Applications that wish to extend XT-Audio's feature set can do so by using backend-specific functionality through XtDeviceGetHandle and XtStreamGetHandle. This allows direct access to IASIO, IDirectSound, IMMDevice/IAudioClient, snd_pcm_t, pa_simple, jack_client_t etc depending on the backend.
The core API uses error codes, while C++, Java and C# API's use exceptions.
Errors returned from backend API's typically (but not exclusively) correspond to expected error conditions (such as device unavailable) and are handled by returning XtError in the C API and by throwing XtException in language bindings. Errors caused by faulty application usage (such as invalid argument) are handled (by default, see XtAudioAssertTerminates()) by std::terminate() in the C API and by throwing some language-default exception type in language bindings.
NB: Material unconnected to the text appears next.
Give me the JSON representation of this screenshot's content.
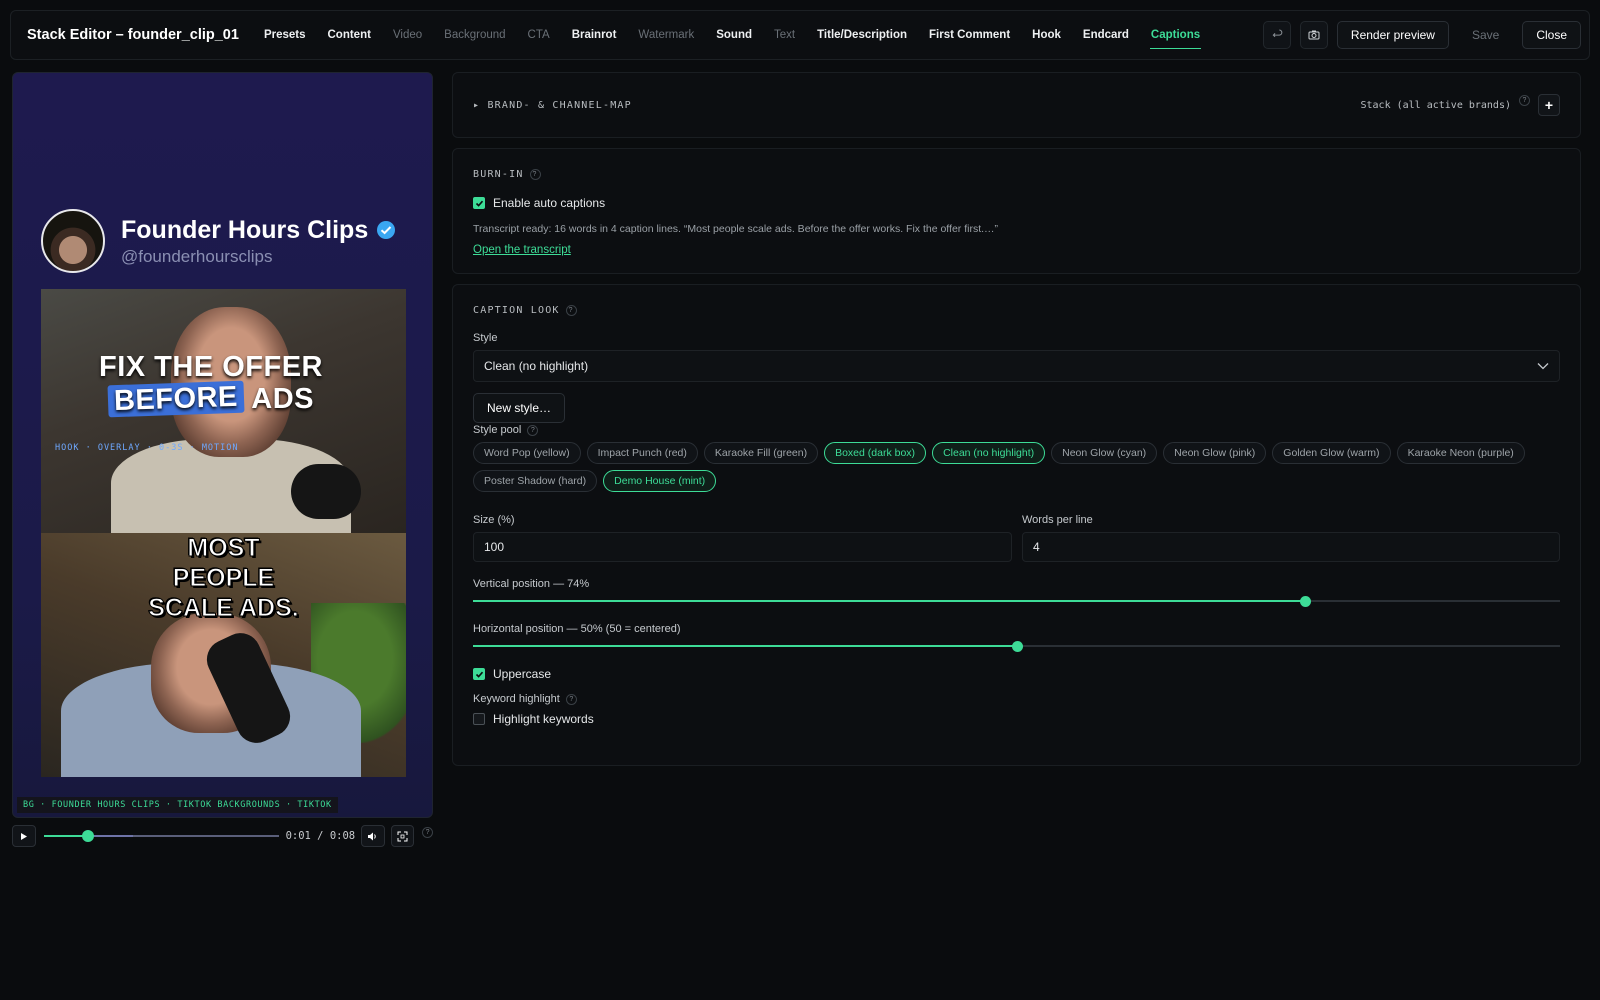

Internal failures which can not be communicated back to the application always result in std::terminate(). All errors, whether fatal or not, pass through XtOnError.
In the C and C++ API's, all strings are encoded as UTF-8. In the C# and Java API's strings use the built-in string type. XT-Audio provides ToString()-like functionality for basic data types (all enums, source location and error info) using the XtPrint* interfaces for C or operator << (std::ostream&) for C++. For .NET and Java, use the built-in ToString() functions. In particular, services and devices do NOT provide ToString()-like functionality. Applications should use XtPrintSystem/XtDeviceListGetName instead.
In all language API's there are 4 resources that must be explicitly managed: device lists, devices, streams, and the library itself. For C, this means XtDeviceListDestroy/XtDeviceDestroy/XtStreamDestroy/XtPlatformDestroy. For C++ everything is handled using unique_ptrs. For Java each resource implements Closeable, for C# IDisposable. No other resources are returned to the application that must be cleaned up by the caller. Strings and collections are handled by the language's respective data types (eg std::string, System.String, java.lang.String and std::vector or built-in array types). For C, string and array-like API's either return statically-allocated data or accept caller-allocated buffers.
The XtOnBuffer callback receives a pointer to the XtBuffer structure which in turn contains pointers to the native (unmanaged) audio data. Java and .NET applications may operate directly on these native buffers (using System.IntPtr or com.sun.jna.Pointer, respectively), or may choose to have audio data represented to them using managed arrays (e.g. byte[], short[] etc). Managed ("safe") buffering copies the audio data into/out of the CLR/JVM, but does not introduce additional latency. Applications can use safe buffers using the XtSafeBuffer API. After opening a stream, use XtSafeBuffer.Register to set up a safe buffer for that stream. Then inside the XtOnBuffer callback, use XtSafeBuffer.Lock before working with the audio data (copies in the captured data) and XtSafeBuffer.Unlock after working with the audio data (copies out the rendered data). In between the calls to Lock()/Unlock(), use the GetInput()/GetOutput() methods to retrieve the managed input/output audio buffers. Before closing the audio stream, use XtSafeBuffer.Dispose()/close() to clean up.
The input/output buffers retrieved from XtSafeBuffer should be cast to the appropriate type before usage. This means byte[] (UInt8, Int24), short[] (Int16), int[] (Int32) or float[] (Float32) for interleaved buffers, or byte[][] (UInt8, Int24), short[][] (Int16), int[][] (Int32) or float[][] (Float32) for non-interleaved buffers.